What will of course trigger a crash is a drop in demand for space. In September a persuasive 72-page report called Bubble or Nothing was published by the Jerome Levy Forecasting Center of America, showing what might happen, the proposition being that the size of company assets and liabilities is way too much above income. Little ﬁrms with supposedly big assets but real debts are the danger. If their asset values fall, they’ll ﬁnd income won’t generate enough proﬁt to pay the interest on their debts.
Can anything be done? Not a damn thing. The Levy forecast has been gazing into the corporate crystal ball since 1949. The report is incredibly detailed. “The present cycle is almost certain to end badly,” warns boss David Levy. “Big balance sheets will produce serious ﬁnancial instability during the next recession.” What does he know? Well, Levy made 500% returns for his investors during the 2007-09 crash, after setting up a fund to invest his and other people’s money where his mouth was. Respect.
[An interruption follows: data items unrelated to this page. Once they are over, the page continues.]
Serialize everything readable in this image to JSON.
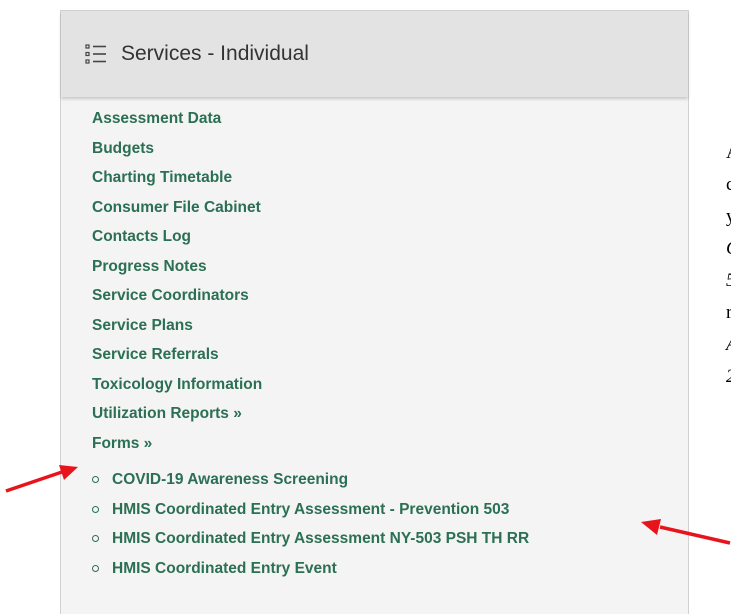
{
  "header": {
    "title": "Services - Individual",
    "icon": "list-icon"
  },
  "menu": {
    "items": [
      {
        "label": "Assessment Data"
      },
      {
        "label": "Budgets"
      },
      {
        "label": "Charting Timetable"
      },
      {
        "label": "Consumer File Cabinet"
      },
      {
        "label": "Contacts Log"
      },
      {
        "label": "Progress Notes"
      },
      {
        "label": "Service Coordinators"
      },
      {
        "label": "Service Plans"
      },
      {
        "label": "Service Referrals"
      },
      {
        "label": "Toxicology Information"
      },
      {
        "label": "Utilization Reports »"
      },
      {
        "label": "Forms »"
      }
    ]
  },
  "forms": {
    "items": [
      {
        "label": "COVID-19 Awareness Screening"
      },
      {
        "label": "HMIS Coordinated Entry Assessment - Prevention 503"
      },
      {
        "label": "HMIS Coordinated Entry Assessment NY-503 PSH TH RR"
      },
      {
        "label": "HMIS Coordinated Entry Event"
      }
    ]
  },
  "side_text": {
    "lines": [
      {
        "text": "A",
        "italic": false
      },
      {
        "text": "c",
        "italic": false
      },
      {
        "text": "y",
        "italic": false
      },
      {
        "text": "C",
        "italic": true
      },
      {
        "text": "5",
        "italic": true
      },
      {
        "text": "r",
        "italic": false
      },
      {
        "text": "A",
        "italic": true
      },
      {
        "text": "2",
        "italic": true
      }
    ]
  },
  "colors": {
    "link": "#2b6f54",
    "arrow": "#e8141b",
    "header_bg": "#e3e3e3",
    "panel_bg": "#f4f4f4"
  }
}
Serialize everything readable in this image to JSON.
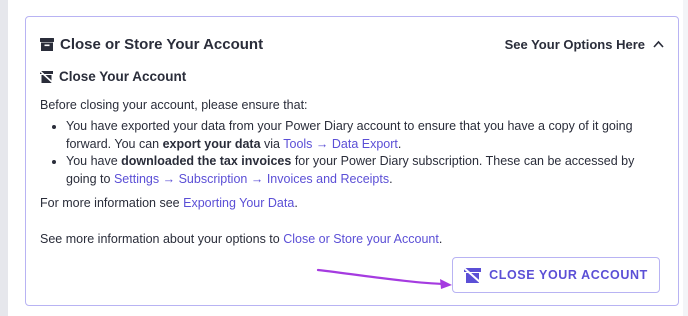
{
  "panel": {
    "title": "Close or Store Your Account",
    "toggle_label": "See Your Options Here"
  },
  "section": {
    "title": "Close Your Account",
    "intro": "Before closing your account, please ensure that:",
    "bullet1": {
      "text_a": "You have exported your data from your Power Diary account to ensure that you have a copy of it going forward. You can ",
      "bold": "export your data",
      "text_b": " via ",
      "link": "Tools → Data Export",
      "text_c": "."
    },
    "bullet2": {
      "text_a": "You have ",
      "bold": "downloaded the tax invoices",
      "text_b": " for your Power Diary subscription. These can be accessed by going to ",
      "link": "Settings → Subscription → Invoices and Receipts",
      "text_c": "."
    },
    "more_info_prefix": "For more information see ",
    "more_info_link": "Exporting Your Data",
    "more_info_suffix": ".",
    "options_prefix": "See more information about your options to ",
    "options_link": "Close or Store your Account",
    "options_suffix": "."
  },
  "close_button": {
    "label": "CLOSE YOUR ACCOUNT"
  },
  "colors": {
    "accent": "#5b4fd6",
    "panel_border": "#b8b3f3",
    "arrow": "#a53be0",
    "text": "#2a2d3a"
  },
  "icons": {
    "panel_title": "archive-box-icon",
    "section_title": "account-close-icon",
    "toggle": "chevron-up-icon",
    "button": "account-close-icon"
  }
}
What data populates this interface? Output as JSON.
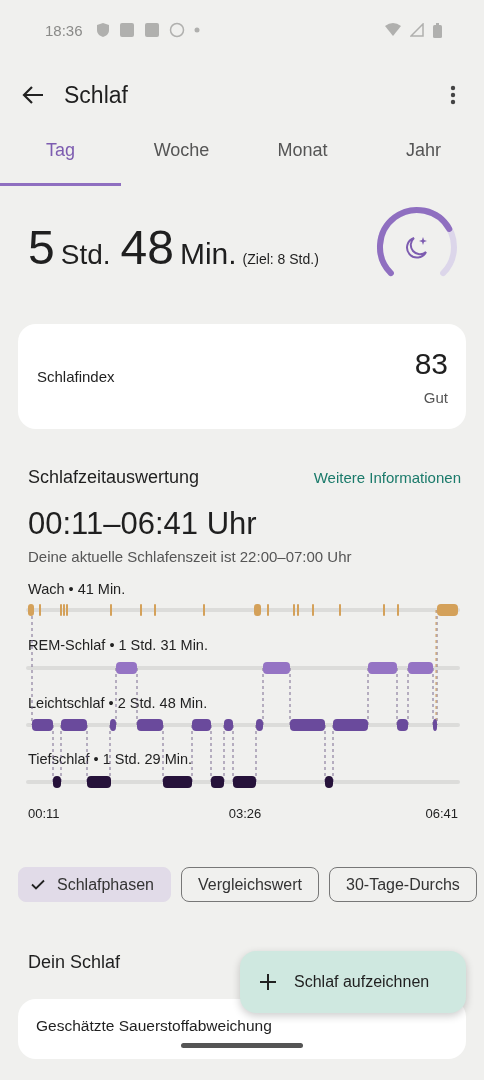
{
  "status_bar": {
    "time": "18:36"
  },
  "header": {
    "title": "Schlaf"
  },
  "tabs": [
    {
      "label": "Tag",
      "selected": true
    },
    {
      "label": "Woche",
      "selected": false
    },
    {
      "label": "Monat",
      "selected": false
    },
    {
      "label": "Jahr",
      "selected": false
    }
  ],
  "summary": {
    "hours": "5",
    "hours_unit": "Std.",
    "minutes": "48",
    "minutes_unit": "Min.",
    "goal": "(Ziel: 8 Std.)"
  },
  "score_card": {
    "label": "Schlafindex",
    "value": "83",
    "rating": "Gut"
  },
  "analysis": {
    "title": "Schlafzeitauswertung",
    "link": "Weitere Informationen",
    "range": "00:11–06:41 Uhr",
    "bedtime_note": "Deine aktuelle Schlafenszeit ist 22:00–07:00 Uhr",
    "phases": [
      {
        "label": "Wach • 41 Min."
      },
      {
        "label": "REM-Schlaf • 1 Std. 31 Min."
      },
      {
        "label": "Leichtschlaf • 2 Std. 48 Min."
      },
      {
        "label": "Tiefschlaf • 1 Std. 29 Min."
      }
    ],
    "time_labels": [
      "00:11",
      "03:26",
      "06:41"
    ]
  },
  "chips": [
    {
      "label": "Schlafphasen",
      "selected": true
    },
    {
      "label": "Vergleichswert",
      "selected": false
    },
    {
      "label": "30-Tage-Durchs",
      "selected": false
    }
  ],
  "section": {
    "title": "Dein Schlaf"
  },
  "fab": {
    "label": "Schlaf aufzeichnen"
  },
  "card_preview": {
    "title": "Geschätzte Sauerstoffabweichung"
  }
}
If Levy is too recherché, read the signals from the UK’s two biggest REITs. The phrasing of their utterings is agonised over by lawyers, PR staﬀ and investor relations teams, which has the same eﬀect as putting a mute on a trumpet: you strain to pick up the undertones. At their interims in November, Landsec boss Rob Noel talked of “unsettled conditions” and remaining “alert to market risks”. Chris Grigg of British Land said he felt “our focus will remain on thoughtfully progressing our strategy to reduce exposure”.